Updated: Feb 12
You've probably signed multiple contracts in your adult life. It's also possible you haven't read any of those contracts all the way through. In a contract, the parties agree on the rights and duties of each other. There are a lot of ways to frame what goes in a contract, but I like to remember the three P's: Parties (who is part of the contract), premises (terms or promises made) and price. Contracts are important documents and govern everything from alarms to employment. Consequently, everyone should have a basic knowledge of legal contracts and agreements.
In a nutshell, aside from the factors required for legal validity, all contracts must:
Be absolutely clear in their language. Both sides should agree on what is being communicated.
State the agreement.
Be complete in terms of addressing all inquiries and foresee all "what if" scenarios.
Most contract lawsuits come from contracts that are not clear, thorough, and that do not express the parties' clear agreement as was initially understood.
Tips to Remember When Reading Contracts
1. Read it.
Don't try to read a business contract in bits or skim through only what you think is relevant. Every clause in the contract can be exploited to your advantage or disadvantage. Even if you don't know how all the parts work together, you should at least know what's actually in the contract. Ask questions if you don't fully understand the terms and their potential ramifications. If you read carelessly, you may miss critical clauses that may later cause issues and leave you open to unwanted disputes and litigation.
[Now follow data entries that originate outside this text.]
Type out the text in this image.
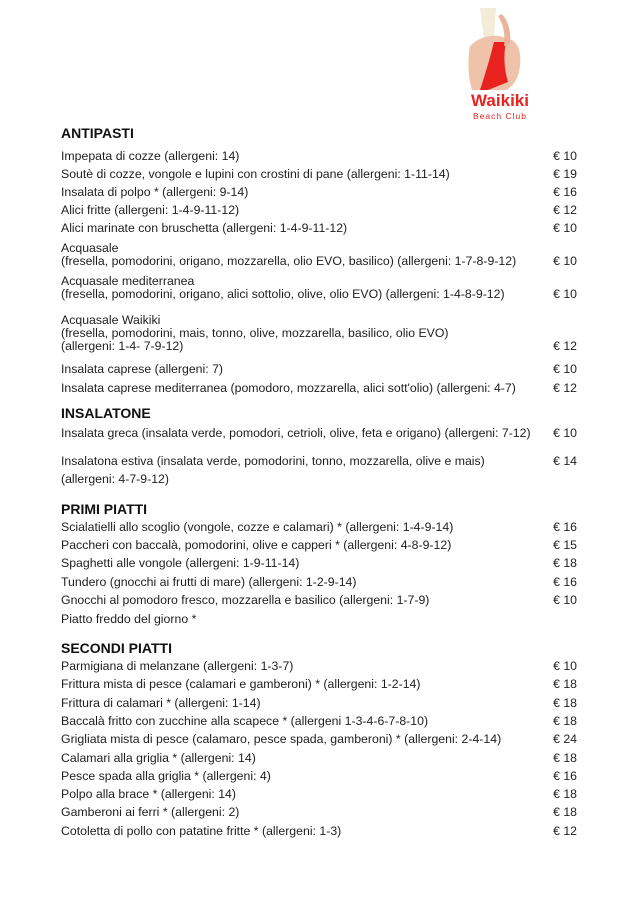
Waikiki
Beach Club
ANTIPASTI
Impepata di cozze (allergeni: 14)	€ 10
Soutè di cozze, vongole e lupini con crostini di pane (allergeni: 1-11-14)	€ 19
Insalata di polpo * (allergeni: 9-14)	€ 16
Alici fritte (allergeni: 1-4-9-11-12)	€ 12
Alici marinate con bruschetta (allergeni: 1-4-9-11-12)	€ 10
Acquasale
(fresella, pomodorini, origano, mozzarella, olio EVO, basilico) (allergeni: 1-7-8-9-12)	€ 10
Acquasale mediterranea
(fresella, pomodorini, origano, alici sottolio, olive, olio EVO) (allergeni: 1-4-8-9-12)	€ 10
Acquasale Waikiki
(fresella, pomodorini, mais, tonno, olive, mozzarella, basilico, olio EVO)
(allergeni: 1-4- 7-9-12)	€ 12
Insalata caprese (allergeni: 7)	€ 10
Insalata caprese mediterranea (pomodoro, mozzarella, alici sott'olio) (allergeni: 4-7)	€ 12
INSALATONE
Insalata greca (insalata verde, pomodori, cetrioli, olive, feta e origano) (allergeni: 7-12) € 10
Insalatona estiva (insalata verde, pomodorini, tonno, mozzarella, olive e mais)
(allergeni: 4-7-9-12)
€ 14
PRIMI PIATTI
Scialatielli allo scoglio (vongole, cozze e calamari) * (allergeni: 1-4-9-14)	€ 16
Paccheri con baccalà, pomodorini, olive e capperi * (allergeni: 4-8-9-12)	€ 15
Spaghetti alle vongole (allergeni: 1-9-11-14)	€ 18
Tundero (gnocchi ai frutti di mare) (allergeni: 1-2-9-14)	€ 16
Gnocchi al pomodoro fresco, mozzarella e basilico (allergeni: 1-7-9)	€ 10
Piatto freddo del giorno *
SECONDI PIATTI
Parmigiana di melanzane (allergeni: 1-3-7)	€ 10
Frittura mista di pesce (calamari e gamberoni) * (allergeni: 1-2-14)	€ 18
Frittura di calamari * (allergeni: 1-14)	€ 18
Baccalà fritto con zucchine alla scapece * (allergeni 1-3-4-6-7-8-10)	€ 18
Grigliata mista di pesce (calamaro, pesce spada, gamberoni) * (allergeni: 2-4-14)	€ 24
Calamari alla griglia * (allergeni: 14)	€ 18
Pesce spada alla griglia * (allergeni: 4)	€ 16
Polpo alla brace * (allergeni: 14)	€ 18
Gamberoni ai ferri * (allergeni: 2)	€ 18
Cotoletta di pollo con patatine fritte * (allergeni: 1-3)	€ 12
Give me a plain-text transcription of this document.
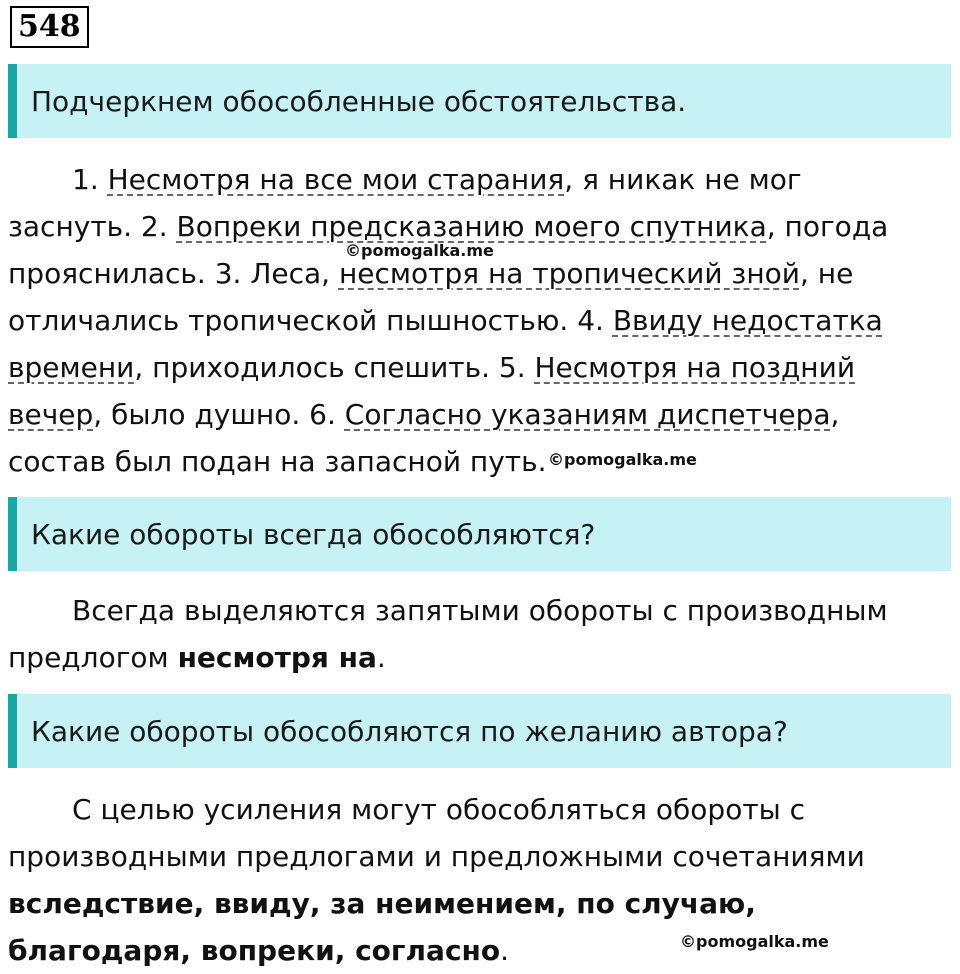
548
Подчеркнем обособленные обстоятельства.

1. Несмотря на все мои старания, я никак не мог заснуть. 2. Вопреки предсказанию моего спутника, погода прояснилась. 3. Леса, несмотря на тропический зной, не отличались тропической пышностью. 4. Ввиду недостатка времени, приходилось спешить. 5. Несмотря на поздний вечер, было душно. 6. Согласно указаниям диспетчера, состав был подан на запасной путь.

©pomogalka.me
©pomogalka.me
Какие обороты всегда обособляются?

Всегда выделяются запятыми обороты с производным предлогом несмотря на.

Какие обороты обособляются по желанию автора?

С целью усиления могут обособляться обороты с производными предлогами и предложными сочетаниями вследствие, ввиду, за неимением, по случаю, благодаря, вопреки, согласно.	©pomogalka.me
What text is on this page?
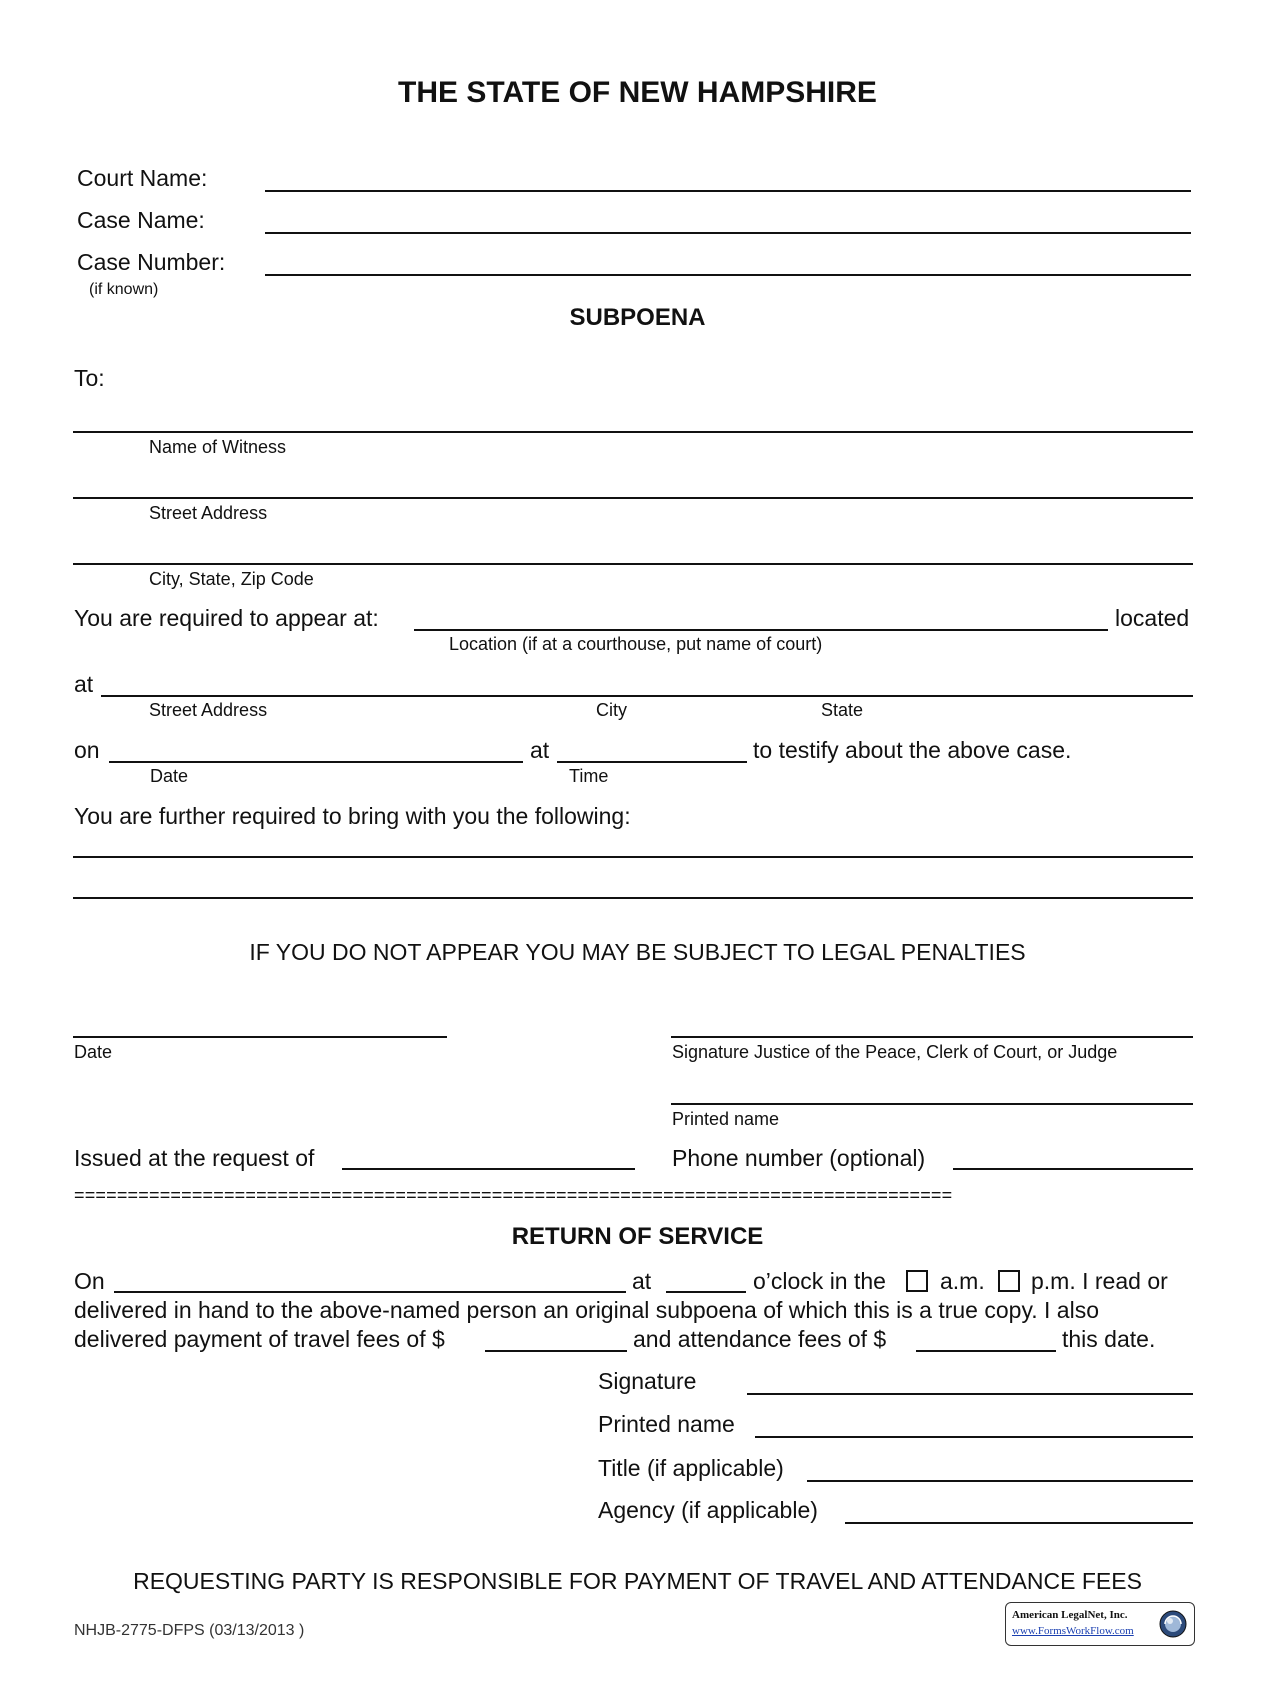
THE STATE OF NEW HAMPSHIRE
Court Name:
Case Name:
Case Number:
(if known)
SUBPOENA
To:
Name of Witness
Street Address
City, State, Zip Code
You are required to appear at:	located
Location (if at a courthouse, put name of court)
at
Street Address	City	State
on	at	to testify about the above case.
Date	Time
You are further required to bring with you the following:
IF YOU DO NOT APPEAR YOU MAY BE SUBJECT TO LEGAL PENALTIES
Date	Signature Justice of the Peace, Clerk of Court, or Judge
Printed name
Issued at the request of	Phone number (optional)
==================================================================================
RETURN OF SERVICE
On	at	o’clock in the a.m. p.m. I read or
delivered in hand to the above-named person an original subpoena of which this is a true copy. I also
delivered payment of travel fees of $	and attendance fees of $	this date.
Signature
Printed name
Title (if applicable)
Agency (if applicable)
REQUESTING PARTY IS RESPONSIBLE FOR PAYMENT OF TRAVEL AND ATTENDANCE FEES
NHJB-2775-DFPS (03/13/2013 )
American LegalNet, Inc.
www.FormsWorkFlow.com
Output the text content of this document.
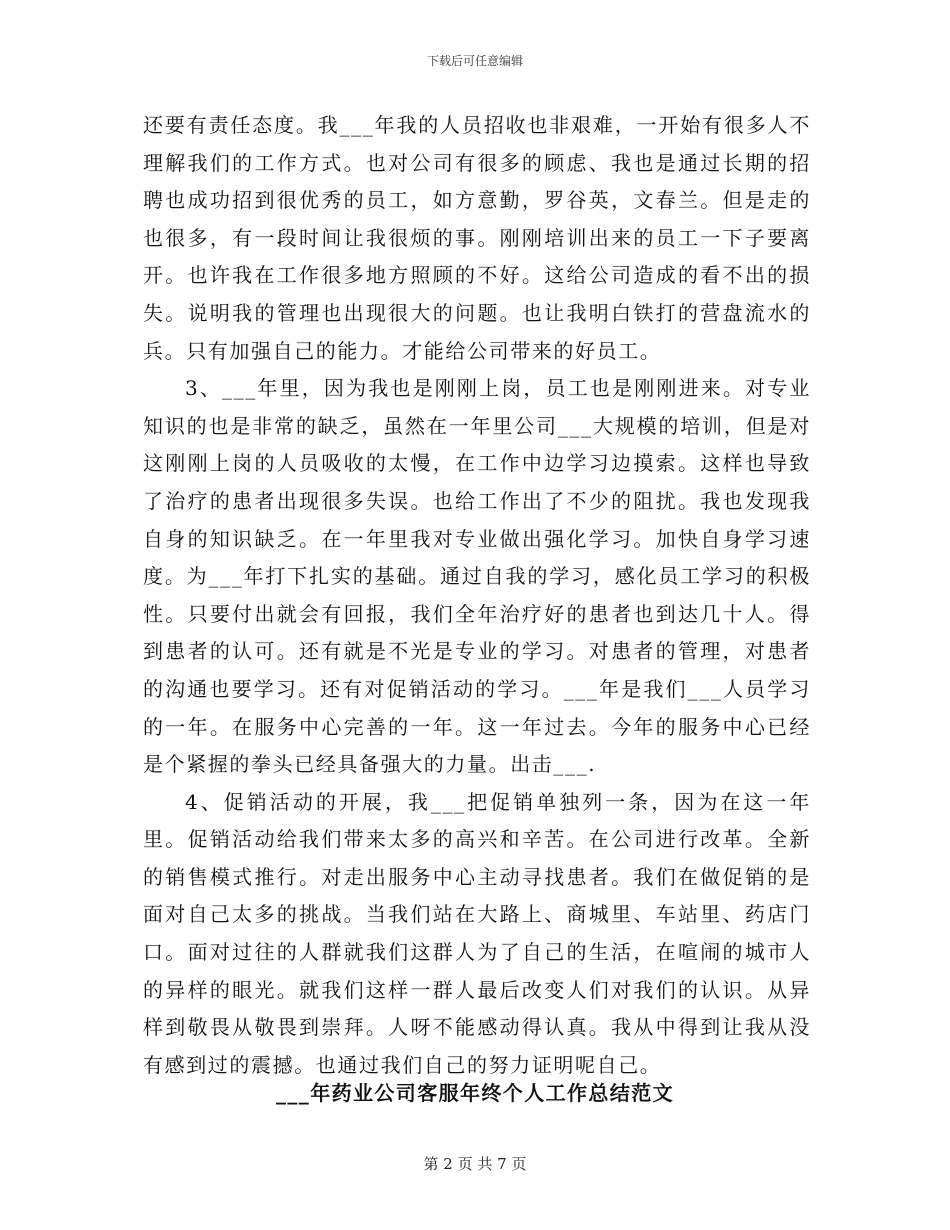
下载后可任意编辑

还要有责任态度。我___年我的人员招收也非艰难，一开始有很多人不理解我们的工作方式。也对公司有很多的顾虑、我也是通过长期的招聘也成功招到很优秀的员工，如方意勤，罗谷英，文春兰。但是走的也很多，有一段时间让我很烦的事。刚刚培训出来的员工一下子要离开。也许我在工作很多地方照顾的不好。这给公司造成的看不出的损失。说明我的管理也出现很大的问题。也让我明白铁打的营盘流水的兵。只有加强自己的能力。才能给公司带来的好员工。

3、___年里，因为我也是刚刚上岗，员工也是刚刚进来。对专业知识的也是非常的缺乏，虽然在一年里公司___大规模的培训，但是对这刚刚上岗的人员吸收的太慢，在工作中边学习边摸索。这样也导致了治疗的患者出现很多失误。也给工作出了不少的阻扰。我也发现我自身的知识缺乏。在一年里我对专业做出强化学习。加快自身学习速度。为___年打下扎实的基础。通过自我的学习，感化员工学习的积极性。只要付出就会有回报，我们全年治疗好的患者也到达几十人。得到患者的认可。还有就是不光是专业的学习。对患者的管理，对患者的沟通也要学习。还有对促销活动的学习。___年是我们___人员学习的一年。在服务中心完善的一年。这一年过去。今年的服务中心已经是个紧握的拳头已经具备强大的力量。出击___.

4、促销活动的开展，我___把促销单独列一条，因为在这一年里。促销活动给我们带来太多的高兴和辛苦。在公司进行改革。全新的销售模式推行。对走出服务中心主动寻找患者。我们在做促销的是面对自己太多的挑战。当我们站在大路上、商城里、车站里、药店门口。面对过往的人群就我们这群人为了自己的生活，在喧闹的城市人的异样的眼光。就我们这样一群人最后改变人们对我们的认识。从异样到敬畏从敬畏到崇拜。人呀不能感动得认真。我从中得到让我从没有感到过的震撼。也通过我们自己的努力证明呢自己。

___年药业公司客服年终个人工作总结范文
第 2 页 共 7 页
2. Verify all parties' identification
Make sure that your name, and your company's name—if you have one—is correctly identified in the contract. Something as simple as having inc versus llc behind the party's name may identify another company. In most circumstances, your company should sign the contract, not you. Indicate if your company has subsidiaries or is a holding company. It is also vital to verify the other party's identification. Sometimes, opposing parties may tell you they put down the wrong subsidiary, or that the correct name of the business is something different than what you understood. This should make you wary, since you may not be contracting with who you think you are contracting. Just make sure you are aware of exactly who—whether it's a person or a company—you are contracting with and that the right name is in writing.
3. Never gloss over boilerplate clauses
Contracts typically include boilerplate clauses. They include direction for resolving disputes, indemnity, secrecy, and others. It is easy to skip over these sections because ‘they’re always the same’, but they should be read through keenly and thoroughly. This is where companies hid terms like whether you can go to trial or if arbitration is required. It's also where they hide a forum or a choice of law clause. That means that if you dispute the contract, you must litigate in a state different than the one in which the contract is made. If anything is amiss, request a change or removal. All contract terms are negotiable.
4. Always seek clarification and explanation
All major concepts should be fully defined. Incomplete or absent definitions leave the window open for dispute. Always ask for clarification with no fear of how you look while doing it. The earlier the better. It's a good idea to put the clarification into the contract so that all the definitions, understandings, and agreements are reflected in the contract. Having your full understanding reflected in the contract makes it more difficult for a misunderstanding to occur or for one party to mislead the other party. Never worry about how long a contract is and how long adding a clause will make it; it's just paper—if you even print it!
5. Check for any missing clauses.
This can be challenging if you don't know all the clauses. However, a good thing to look for is whether there's a term that says that the contract represents the total understanding of the parties. If that clause is present, it means that you can't bring a different understanding to the contract that isn't written down—even if you agree that you can. That means don't make any “gentleman's agreements” about the contract and what it says. You know the rule: If it's not in writing it doesn't exist. If you think that something should be in the contract and it isn’t, make sure that it is included.
Contracts are much like insurance policies; as long as things are okay between you an the other party, you don't need one—until you do! It may be worth the price of a consultation fee to have an attorney look over your contract—just to make sure it says what you think it says. A professional's trained eye can spot something you may not have noticed. This is one instance where it's better to know—than to think you know!